3. Breathe
During a Skype chat with my brother the other day, he asked
me if I’d made any New Year’s resolutions. When I told him the five simple
words I hope to use as my guiding goals for this year, he said, “I suppose with
resolutions like that, you don’t really have to worry about failing.” I mean, breathing as a goal? Really? It’s so
simple and obvious and, well, unavoidable. The thing is, though, that sometimes
the best solutions to our problems are the most simple and obvious. If I think
about the recurring struggles in my life, the obstacles that daily block my
path, cause me frustration, tighten that knot in the belly, it is often connected
to one thing: anxiety. Worrying, vibrating at an unsustainable mental
frequency, rushing- these are all behaviours rooted in anxiety. I know that I
can’t think my way through that to
overcome it. I have tried, and it just doesn’t work. It doesn’t help to tell
myself to stop worrying or to slow down. It doesn’t even help to tell
myself that whatever is making me worried or making me feel like I need to
rush, I can handle it. The only thing I have found that helps is to focus on
the one thing I can truly regulate: my breathing. It starts and ends with the
physical- a physical response to a physical sensation. I think I need to rush
because I feel the physical sensation
of rushing in my body. I think I need to worry because my body tells me that I am worried. So, if I can
get out of my head and into my body and just breathe, everything else will
eventually sort itself out. The things that are stressing me do not evaporate,
but my belief in my ability to deal with those stressors improves. I become
calmer, more confident, and eventually more effective.
4. Walk
Nietzsche said, “All truly great thoughts are conceived
while walking.” Dude knew what he was talking about! There is something
incredibly restful and inspiring about walking with no particular destination
in mind, with no time constraints. I haven’t done that in a while. I’d like to
do more of that this year- walking and talking with a friend, walking and
talking with myself, walking and watching, enjoying, noticing, resting in the
rhythmic certainty of just putting one foot in front of the other. It’s good
for the soul, good for the body, good for the mind.
5. Listen
I already very much like to listen- to music, to the stories
of others, to the birds outside my window in the morning, to the conversations
of the kids I teach who don’t know that I can hear them. Often, much of what I
hear brings me joy. All these sounds make me feel connected, and remind me that
I belong to something bigger than just me. Sounds are what I often miss most
about the places I used to call home: the sounds of busses and garbage trucks
and dinging bicycle bells, the sounds of rustling palm trees and tropical
birds, the sounds of barking dogs and skipping ropes hitting the pavement.

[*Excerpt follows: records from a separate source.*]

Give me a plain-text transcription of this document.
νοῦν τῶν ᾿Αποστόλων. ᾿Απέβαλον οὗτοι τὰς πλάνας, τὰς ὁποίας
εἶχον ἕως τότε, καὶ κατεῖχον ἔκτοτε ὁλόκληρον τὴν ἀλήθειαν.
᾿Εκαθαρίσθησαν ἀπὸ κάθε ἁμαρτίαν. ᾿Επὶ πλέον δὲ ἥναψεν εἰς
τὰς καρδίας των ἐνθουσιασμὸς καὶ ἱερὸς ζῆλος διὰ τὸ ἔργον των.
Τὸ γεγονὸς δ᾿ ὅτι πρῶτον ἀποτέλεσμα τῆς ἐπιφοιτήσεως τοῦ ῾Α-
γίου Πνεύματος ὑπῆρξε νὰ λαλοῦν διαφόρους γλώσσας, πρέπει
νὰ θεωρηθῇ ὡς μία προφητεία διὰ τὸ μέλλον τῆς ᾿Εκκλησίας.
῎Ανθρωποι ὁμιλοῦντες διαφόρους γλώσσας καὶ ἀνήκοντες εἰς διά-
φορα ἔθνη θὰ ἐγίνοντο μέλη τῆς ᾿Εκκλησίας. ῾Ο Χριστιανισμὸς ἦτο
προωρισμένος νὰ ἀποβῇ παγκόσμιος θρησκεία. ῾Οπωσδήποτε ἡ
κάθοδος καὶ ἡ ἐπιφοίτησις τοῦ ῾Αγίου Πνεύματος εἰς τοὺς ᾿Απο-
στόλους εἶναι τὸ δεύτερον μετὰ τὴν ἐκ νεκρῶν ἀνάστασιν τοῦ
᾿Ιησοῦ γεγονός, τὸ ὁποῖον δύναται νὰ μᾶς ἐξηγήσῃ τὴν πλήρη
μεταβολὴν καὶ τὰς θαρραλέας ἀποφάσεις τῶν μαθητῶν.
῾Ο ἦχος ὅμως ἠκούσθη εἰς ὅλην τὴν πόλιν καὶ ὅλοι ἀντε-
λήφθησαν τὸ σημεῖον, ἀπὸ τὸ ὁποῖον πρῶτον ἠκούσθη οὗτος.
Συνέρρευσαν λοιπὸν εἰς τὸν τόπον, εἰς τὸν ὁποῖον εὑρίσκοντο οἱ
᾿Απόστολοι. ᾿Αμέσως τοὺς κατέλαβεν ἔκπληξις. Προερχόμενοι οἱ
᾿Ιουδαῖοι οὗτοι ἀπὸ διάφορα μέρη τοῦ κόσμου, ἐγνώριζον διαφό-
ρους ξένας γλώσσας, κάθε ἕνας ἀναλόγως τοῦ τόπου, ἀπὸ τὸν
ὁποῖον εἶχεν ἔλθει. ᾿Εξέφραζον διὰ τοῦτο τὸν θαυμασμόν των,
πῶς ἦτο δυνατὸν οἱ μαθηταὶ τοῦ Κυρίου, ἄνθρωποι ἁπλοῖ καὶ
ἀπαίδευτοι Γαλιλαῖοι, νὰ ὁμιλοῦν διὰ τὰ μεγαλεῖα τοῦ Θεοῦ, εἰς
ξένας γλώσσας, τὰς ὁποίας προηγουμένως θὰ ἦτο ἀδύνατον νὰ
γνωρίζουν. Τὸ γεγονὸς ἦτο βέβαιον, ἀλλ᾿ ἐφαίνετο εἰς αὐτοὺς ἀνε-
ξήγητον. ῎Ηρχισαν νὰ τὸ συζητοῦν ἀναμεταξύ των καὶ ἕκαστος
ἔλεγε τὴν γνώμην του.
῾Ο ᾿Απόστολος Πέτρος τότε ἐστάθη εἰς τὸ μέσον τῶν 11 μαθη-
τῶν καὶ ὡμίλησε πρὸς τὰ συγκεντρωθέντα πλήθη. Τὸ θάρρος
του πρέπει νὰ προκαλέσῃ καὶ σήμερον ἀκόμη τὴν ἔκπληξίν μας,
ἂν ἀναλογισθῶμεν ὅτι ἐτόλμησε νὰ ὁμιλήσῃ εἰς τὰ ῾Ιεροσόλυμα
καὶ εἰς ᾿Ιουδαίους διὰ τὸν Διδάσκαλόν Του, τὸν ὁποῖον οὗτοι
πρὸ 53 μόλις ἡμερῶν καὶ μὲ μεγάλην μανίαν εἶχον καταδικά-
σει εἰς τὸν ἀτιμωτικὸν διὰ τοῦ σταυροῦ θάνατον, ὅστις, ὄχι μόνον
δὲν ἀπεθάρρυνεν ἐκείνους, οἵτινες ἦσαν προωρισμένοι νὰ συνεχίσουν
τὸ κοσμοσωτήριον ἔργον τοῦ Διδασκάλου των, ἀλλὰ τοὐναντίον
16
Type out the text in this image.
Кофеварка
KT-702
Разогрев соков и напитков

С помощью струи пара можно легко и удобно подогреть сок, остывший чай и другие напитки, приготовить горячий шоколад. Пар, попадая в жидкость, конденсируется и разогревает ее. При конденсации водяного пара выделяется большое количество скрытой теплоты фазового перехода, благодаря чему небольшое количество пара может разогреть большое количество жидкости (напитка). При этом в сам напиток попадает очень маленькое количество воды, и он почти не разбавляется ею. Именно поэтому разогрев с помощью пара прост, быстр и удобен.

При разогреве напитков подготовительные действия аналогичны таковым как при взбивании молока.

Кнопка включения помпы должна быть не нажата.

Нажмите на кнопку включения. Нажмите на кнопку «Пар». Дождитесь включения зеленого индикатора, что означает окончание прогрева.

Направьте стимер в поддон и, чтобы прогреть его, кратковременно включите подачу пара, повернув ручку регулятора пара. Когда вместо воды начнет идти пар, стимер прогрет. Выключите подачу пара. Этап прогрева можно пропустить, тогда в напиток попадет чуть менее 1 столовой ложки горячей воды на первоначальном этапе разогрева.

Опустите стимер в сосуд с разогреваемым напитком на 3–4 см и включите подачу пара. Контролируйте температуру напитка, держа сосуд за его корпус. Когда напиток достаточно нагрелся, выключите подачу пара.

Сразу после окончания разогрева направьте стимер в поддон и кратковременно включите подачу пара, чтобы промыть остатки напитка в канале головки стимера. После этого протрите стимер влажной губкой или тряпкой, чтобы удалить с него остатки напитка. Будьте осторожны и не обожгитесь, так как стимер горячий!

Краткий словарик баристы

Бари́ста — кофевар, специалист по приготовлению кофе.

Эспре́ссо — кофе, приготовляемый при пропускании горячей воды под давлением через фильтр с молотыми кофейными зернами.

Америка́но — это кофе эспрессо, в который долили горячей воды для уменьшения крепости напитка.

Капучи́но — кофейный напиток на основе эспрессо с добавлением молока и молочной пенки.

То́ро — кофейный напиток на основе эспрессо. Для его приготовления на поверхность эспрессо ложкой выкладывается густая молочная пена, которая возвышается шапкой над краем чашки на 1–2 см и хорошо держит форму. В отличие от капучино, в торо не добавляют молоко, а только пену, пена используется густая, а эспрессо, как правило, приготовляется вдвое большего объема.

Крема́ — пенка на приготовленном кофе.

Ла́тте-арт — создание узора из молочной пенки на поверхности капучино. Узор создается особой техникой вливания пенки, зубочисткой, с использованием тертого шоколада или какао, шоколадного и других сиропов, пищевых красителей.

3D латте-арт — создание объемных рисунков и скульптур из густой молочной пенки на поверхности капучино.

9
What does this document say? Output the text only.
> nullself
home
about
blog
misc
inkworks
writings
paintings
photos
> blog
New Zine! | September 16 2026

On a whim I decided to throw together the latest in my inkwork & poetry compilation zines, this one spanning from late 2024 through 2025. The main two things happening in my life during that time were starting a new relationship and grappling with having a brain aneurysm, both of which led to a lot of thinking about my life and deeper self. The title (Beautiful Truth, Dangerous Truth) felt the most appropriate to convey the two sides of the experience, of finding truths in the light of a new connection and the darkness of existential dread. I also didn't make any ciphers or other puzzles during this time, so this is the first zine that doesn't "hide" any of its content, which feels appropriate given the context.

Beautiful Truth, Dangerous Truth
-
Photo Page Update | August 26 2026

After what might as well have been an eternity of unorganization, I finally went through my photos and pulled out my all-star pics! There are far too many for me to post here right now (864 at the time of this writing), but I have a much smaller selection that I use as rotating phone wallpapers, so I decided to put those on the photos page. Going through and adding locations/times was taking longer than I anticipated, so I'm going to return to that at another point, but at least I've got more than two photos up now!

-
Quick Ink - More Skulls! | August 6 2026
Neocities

Music and memory also remain forever linked. I love how hearing a song can
transport me back to another time and place where I can feel him or her beside
me once again. Finally, listening to the stories and insights of others heavily
shapes my understanding of my world, as it is usually through dialogue with
dear friends that unformed yet weighty feelings and thoughts start to gain
shape and articulation.
This year, I want to become a better listener. I often hear everything,
which is sometimes a bit of a problem, because hearing everything makes it difficult to focus on something. I am perpetually distracted by sound. I am completely
useless at my job if I am in one of our shared workrooms without my headphones
plugged in. I rely on music to
tune out, to focus, and then later to relax and to stay asleep. I want to learn
how to become a better, more refined, and selective listener. I want to learn
how to listen more carefully and intentionally. I want to hear past simply the
words spoken. I want to be able to focus on particular elements of a song or
conversation. I want to learn how to pay closer attention, how to separate the
truth from all that distracting noise. And I want to continue improving in my
listening to myself, to my gut, to learn how to better differentiate between the
skeptical uneasiness brought on by wisdom and the discomfort spurred by a habit
of fear. I suppose that this year I want to develop wiser ears- open to all,
yet more aware of what truly is worth listening to.